A terrifying thought struck me this week. It's something that I've feared and put out of my mind for the past year, but it will soon come to pass.
In less than 30 days, we will enter a new chapter in our lives. We will have a teenager living in my house.
Thirteen years ago, I was anxiously awaiting the arrival of our son and wondering how much our lives would change once our little fellow came home. Little did I know that he would turn everything upside down and sideways. And I wouldn't have it any other way.
I was talking with a friend recently about this and she reminded me that it would just be another year and he would be asking to get his driving permit. Yikes. I won't be bringing up that subject until he does.
This year, for his birthday, he's requesting clothes, a new phone, video games and contact lenses. When I turned 13, I was worried about getting the next K-Tel album. I had just gotten wire-rimmed granny glasses which were all the rage then and I was very concerned with the width of the belled pant legs of my hip huggers. I was listening to KC and the Sunshine Band, Jim Croce and ABBA. We were watching M*A*S*H, Mary Tyler Moore and Archie Bunker on television. We laughed every week at the Carol Burnett show. There were no cell phones, home computers, electronic tablets or hand-held video games.

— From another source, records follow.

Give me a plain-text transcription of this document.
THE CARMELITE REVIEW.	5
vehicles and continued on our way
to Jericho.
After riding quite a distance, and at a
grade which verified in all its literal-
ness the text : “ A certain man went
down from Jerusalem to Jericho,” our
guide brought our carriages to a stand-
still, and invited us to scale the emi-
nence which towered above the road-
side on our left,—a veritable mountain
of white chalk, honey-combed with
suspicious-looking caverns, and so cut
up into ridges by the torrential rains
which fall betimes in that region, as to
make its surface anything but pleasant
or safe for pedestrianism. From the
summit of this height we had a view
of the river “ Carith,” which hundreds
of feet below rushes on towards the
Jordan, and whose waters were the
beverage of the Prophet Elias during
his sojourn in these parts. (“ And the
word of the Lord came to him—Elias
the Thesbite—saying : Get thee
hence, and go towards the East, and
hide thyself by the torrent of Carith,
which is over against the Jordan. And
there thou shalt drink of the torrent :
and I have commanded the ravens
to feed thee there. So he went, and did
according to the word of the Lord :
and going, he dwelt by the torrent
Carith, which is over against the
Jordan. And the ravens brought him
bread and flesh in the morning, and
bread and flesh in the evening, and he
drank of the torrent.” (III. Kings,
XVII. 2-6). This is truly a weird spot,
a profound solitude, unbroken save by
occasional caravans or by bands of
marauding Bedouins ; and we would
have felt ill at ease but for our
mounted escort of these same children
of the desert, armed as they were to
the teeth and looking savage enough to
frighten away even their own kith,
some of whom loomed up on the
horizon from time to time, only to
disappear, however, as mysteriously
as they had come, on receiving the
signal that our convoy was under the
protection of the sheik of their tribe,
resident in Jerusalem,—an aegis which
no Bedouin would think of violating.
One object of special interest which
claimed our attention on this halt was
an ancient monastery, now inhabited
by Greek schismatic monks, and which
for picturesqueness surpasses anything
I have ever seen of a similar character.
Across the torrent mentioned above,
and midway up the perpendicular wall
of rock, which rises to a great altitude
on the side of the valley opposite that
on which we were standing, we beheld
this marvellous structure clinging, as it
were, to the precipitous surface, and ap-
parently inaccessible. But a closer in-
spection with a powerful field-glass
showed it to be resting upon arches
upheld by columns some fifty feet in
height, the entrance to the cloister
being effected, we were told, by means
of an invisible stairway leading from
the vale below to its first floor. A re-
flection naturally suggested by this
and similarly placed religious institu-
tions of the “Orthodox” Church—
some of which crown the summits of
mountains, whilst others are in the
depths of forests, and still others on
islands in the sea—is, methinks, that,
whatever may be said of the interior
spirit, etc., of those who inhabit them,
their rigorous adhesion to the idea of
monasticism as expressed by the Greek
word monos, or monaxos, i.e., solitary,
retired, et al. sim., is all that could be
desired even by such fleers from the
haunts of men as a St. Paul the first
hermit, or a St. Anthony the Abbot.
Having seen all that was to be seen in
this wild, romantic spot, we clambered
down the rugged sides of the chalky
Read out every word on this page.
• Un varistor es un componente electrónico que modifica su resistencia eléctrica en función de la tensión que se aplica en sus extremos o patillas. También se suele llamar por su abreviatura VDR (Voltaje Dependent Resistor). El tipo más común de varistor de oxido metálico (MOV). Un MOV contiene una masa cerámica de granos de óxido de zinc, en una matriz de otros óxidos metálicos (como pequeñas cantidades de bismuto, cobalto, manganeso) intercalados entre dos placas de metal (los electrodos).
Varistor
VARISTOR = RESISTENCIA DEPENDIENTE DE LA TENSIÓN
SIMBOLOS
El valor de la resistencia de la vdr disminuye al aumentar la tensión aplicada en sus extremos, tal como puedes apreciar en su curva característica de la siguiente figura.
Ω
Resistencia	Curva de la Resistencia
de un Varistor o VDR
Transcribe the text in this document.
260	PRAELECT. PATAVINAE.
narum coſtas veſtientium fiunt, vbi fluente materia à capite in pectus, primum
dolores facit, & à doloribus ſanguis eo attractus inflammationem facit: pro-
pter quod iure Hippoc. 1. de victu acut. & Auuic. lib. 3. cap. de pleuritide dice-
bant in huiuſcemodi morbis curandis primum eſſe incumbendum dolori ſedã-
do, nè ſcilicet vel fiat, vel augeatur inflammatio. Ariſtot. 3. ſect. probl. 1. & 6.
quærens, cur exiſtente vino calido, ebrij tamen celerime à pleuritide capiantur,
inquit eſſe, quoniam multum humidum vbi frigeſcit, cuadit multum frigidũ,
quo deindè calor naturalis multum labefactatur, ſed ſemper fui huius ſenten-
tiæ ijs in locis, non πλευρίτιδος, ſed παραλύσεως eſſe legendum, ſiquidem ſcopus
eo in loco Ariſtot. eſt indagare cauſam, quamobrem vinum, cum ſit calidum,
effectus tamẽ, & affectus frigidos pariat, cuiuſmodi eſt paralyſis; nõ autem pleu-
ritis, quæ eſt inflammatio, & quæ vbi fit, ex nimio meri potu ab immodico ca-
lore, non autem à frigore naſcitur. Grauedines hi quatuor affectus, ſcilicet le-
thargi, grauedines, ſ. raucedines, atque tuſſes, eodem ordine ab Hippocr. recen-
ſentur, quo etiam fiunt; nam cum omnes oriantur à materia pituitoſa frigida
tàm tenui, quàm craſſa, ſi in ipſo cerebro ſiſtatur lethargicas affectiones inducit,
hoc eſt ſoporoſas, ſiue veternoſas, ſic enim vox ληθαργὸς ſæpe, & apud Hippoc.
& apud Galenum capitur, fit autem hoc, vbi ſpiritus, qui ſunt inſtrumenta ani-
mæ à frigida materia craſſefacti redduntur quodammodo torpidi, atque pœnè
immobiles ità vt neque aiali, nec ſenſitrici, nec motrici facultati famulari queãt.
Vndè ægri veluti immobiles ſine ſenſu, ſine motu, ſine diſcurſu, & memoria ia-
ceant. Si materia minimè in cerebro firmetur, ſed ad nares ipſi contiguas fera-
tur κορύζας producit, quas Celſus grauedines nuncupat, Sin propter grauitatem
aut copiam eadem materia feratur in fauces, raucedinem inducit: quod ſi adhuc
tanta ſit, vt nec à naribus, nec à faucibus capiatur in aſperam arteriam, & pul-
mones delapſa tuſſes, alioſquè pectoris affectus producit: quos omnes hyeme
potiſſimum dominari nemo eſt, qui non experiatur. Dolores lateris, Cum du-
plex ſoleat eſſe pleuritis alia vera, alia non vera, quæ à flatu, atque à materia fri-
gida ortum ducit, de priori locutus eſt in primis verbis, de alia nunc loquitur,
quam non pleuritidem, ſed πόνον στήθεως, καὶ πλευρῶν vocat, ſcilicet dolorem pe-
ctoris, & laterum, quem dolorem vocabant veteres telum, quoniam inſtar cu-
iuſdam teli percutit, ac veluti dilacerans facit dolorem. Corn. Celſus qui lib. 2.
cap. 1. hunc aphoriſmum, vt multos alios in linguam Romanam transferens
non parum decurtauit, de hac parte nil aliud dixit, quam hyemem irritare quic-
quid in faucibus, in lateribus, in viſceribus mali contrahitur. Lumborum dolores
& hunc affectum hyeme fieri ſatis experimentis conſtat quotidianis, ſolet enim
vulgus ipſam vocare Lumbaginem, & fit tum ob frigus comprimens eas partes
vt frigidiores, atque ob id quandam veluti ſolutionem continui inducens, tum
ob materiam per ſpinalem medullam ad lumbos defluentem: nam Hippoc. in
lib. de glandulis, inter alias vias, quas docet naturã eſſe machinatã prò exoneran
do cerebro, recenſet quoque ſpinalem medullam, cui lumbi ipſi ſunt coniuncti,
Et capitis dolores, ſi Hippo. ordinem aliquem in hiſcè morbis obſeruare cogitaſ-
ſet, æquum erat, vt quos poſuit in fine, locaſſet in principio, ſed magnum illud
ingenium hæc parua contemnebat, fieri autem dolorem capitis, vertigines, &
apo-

My bike was my principal mode of transportation, and in a small town that would easily take you from one end to the other.
My friends and I would meet up at the Dairy Sweet or Edgewood Park to sit and talk about all of those important things in our lives - boys, music, boys, clothes and, of course, boys.
I don't know how my parents put up with me. They were a little older when I was born and had already been through the teenage years with two other children. I'm not sure whether that prepared them or frazzled them for my teens.
One of the more influential people in my life during my teenage years was my older sister. She took me under her wing several times over three or four summers. She would spend June through August at a cabin in northern Minnesota - about as far north as you can get and still be in the U.S. I thoroughly enjoyed those days swimming and skiing on that little lake. And I learned a lot from that remarkably talented and smart woman.
She kept telling me to enjoy those teen years and not to grow up too fast. She was right. All too soon those years are gone and then begins the responsibility of adulthood - sooner for some than others, of course.
I hope that's something that I can impart to my son, but I doubt that any teen has ever listened to that advice. As I?recall, being treated as an adult always seemed to be the ultimate goal.